Norway goat cheese fire closes tunnel




> Brunost has a high concentration of fat and sugar
> A road tunnel in Norway has been closed - by a lorry-load of burning cheese.
> About 27 tonnes of caramelised brown goat cheese - a delicacy known as Brunost - caught light as it was being driven through the Brattli Tunnel at Tysfjord, northern Norway, last week.
> 
> ...


----------



## Bob Dylan (Sep 24, 2014)

Are you sure this wasn't in " The Onion" Charlie? Its too early for an April Fool joke!


----------



## NW cannonball (Sep 25, 2014)

Brunost, gjetost, gammelost. Those Norge place goat cheeses are always subject of humor.

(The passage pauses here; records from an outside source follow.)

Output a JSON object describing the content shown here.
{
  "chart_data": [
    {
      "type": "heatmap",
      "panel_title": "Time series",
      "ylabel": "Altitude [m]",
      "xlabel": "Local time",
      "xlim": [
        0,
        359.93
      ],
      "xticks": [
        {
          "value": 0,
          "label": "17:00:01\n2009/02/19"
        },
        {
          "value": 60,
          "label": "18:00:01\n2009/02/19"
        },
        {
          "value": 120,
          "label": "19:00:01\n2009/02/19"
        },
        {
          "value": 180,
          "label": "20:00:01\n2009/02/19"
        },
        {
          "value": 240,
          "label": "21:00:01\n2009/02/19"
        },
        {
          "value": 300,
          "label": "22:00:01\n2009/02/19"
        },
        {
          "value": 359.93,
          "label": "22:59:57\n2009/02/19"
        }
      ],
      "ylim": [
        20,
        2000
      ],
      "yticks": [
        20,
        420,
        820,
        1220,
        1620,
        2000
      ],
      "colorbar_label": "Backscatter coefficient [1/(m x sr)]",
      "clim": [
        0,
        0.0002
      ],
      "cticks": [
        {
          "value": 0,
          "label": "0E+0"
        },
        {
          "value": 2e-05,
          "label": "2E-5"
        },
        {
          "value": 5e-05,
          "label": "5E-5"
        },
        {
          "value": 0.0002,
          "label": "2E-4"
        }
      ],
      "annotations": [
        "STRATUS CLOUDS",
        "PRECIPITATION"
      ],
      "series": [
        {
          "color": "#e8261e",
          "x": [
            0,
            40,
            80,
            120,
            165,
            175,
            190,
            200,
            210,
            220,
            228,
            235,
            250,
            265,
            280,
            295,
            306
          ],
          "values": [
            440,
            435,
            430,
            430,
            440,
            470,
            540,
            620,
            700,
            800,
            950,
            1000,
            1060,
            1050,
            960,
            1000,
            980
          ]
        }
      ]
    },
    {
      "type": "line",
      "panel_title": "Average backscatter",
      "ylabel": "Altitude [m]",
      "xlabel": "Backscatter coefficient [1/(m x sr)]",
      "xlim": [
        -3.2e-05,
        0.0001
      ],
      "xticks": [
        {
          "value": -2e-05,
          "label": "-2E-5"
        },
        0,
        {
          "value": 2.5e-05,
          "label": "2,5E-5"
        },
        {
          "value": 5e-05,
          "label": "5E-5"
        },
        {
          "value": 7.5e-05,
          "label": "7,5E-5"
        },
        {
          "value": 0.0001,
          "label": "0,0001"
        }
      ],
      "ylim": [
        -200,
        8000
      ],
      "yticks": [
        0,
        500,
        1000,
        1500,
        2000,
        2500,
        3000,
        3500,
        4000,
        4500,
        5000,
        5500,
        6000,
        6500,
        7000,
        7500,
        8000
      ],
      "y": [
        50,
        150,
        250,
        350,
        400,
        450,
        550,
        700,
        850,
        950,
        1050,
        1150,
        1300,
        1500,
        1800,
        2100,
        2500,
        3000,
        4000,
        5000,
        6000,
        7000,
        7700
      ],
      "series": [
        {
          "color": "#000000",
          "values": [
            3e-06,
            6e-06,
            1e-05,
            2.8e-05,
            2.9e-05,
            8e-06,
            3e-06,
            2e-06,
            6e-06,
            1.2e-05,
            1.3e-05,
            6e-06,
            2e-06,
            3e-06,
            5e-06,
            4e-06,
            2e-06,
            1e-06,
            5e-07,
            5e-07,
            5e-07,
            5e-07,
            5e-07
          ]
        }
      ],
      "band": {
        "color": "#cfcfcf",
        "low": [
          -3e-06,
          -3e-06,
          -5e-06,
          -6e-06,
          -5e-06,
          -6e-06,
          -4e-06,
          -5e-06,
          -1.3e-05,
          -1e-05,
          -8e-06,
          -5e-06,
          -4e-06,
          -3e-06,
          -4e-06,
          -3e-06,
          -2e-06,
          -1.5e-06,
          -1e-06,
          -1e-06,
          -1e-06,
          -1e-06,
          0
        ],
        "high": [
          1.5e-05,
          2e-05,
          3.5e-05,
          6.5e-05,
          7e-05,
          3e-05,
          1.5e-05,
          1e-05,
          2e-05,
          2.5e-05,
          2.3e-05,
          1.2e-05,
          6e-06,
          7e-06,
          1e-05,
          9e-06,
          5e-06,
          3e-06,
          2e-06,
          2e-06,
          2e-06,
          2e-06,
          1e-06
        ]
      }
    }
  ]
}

Had to eat some of them in my youth. Never again. For a while kept some gummelost (old cheese) triple wrapped in plastic, foil, glass jar -- just to offer to unwelcome visitors  to make them leave.

Suppose every culture (he he he) has some totally disgusting foods, sometimes those things catch fire.

Good riddance.


----------



## Green Maned Lion (Sep 27, 2014)

You kidding? Lutefisk is disgusting. Goat cheese is delicious.


----------



## NW cannonball (Sep 28, 2014)

Green Maned Lion said:


> You kidding? Lutefisk is disgusting. Goat cheese is delicious.


Sorry, tend to disagree. More or less.

Lutefisk is NOT disgusting. Not for me. And my wife and kids.

Surstrommung -- foaming fermented stinking fish -- could and does offend me.

Love goat cheese (some kinds) - but Gammelost - was what my granny liked and stunk like -- can't say.

Think there was a "washed-rind" cheese somewhere -- "washed" means washed with the family's dirty socks.

If there is a "washed-rind" gammelost --

That cheese stinks amazingly.

Sorry, juvenile cheese trauma -- I can say no more.


----------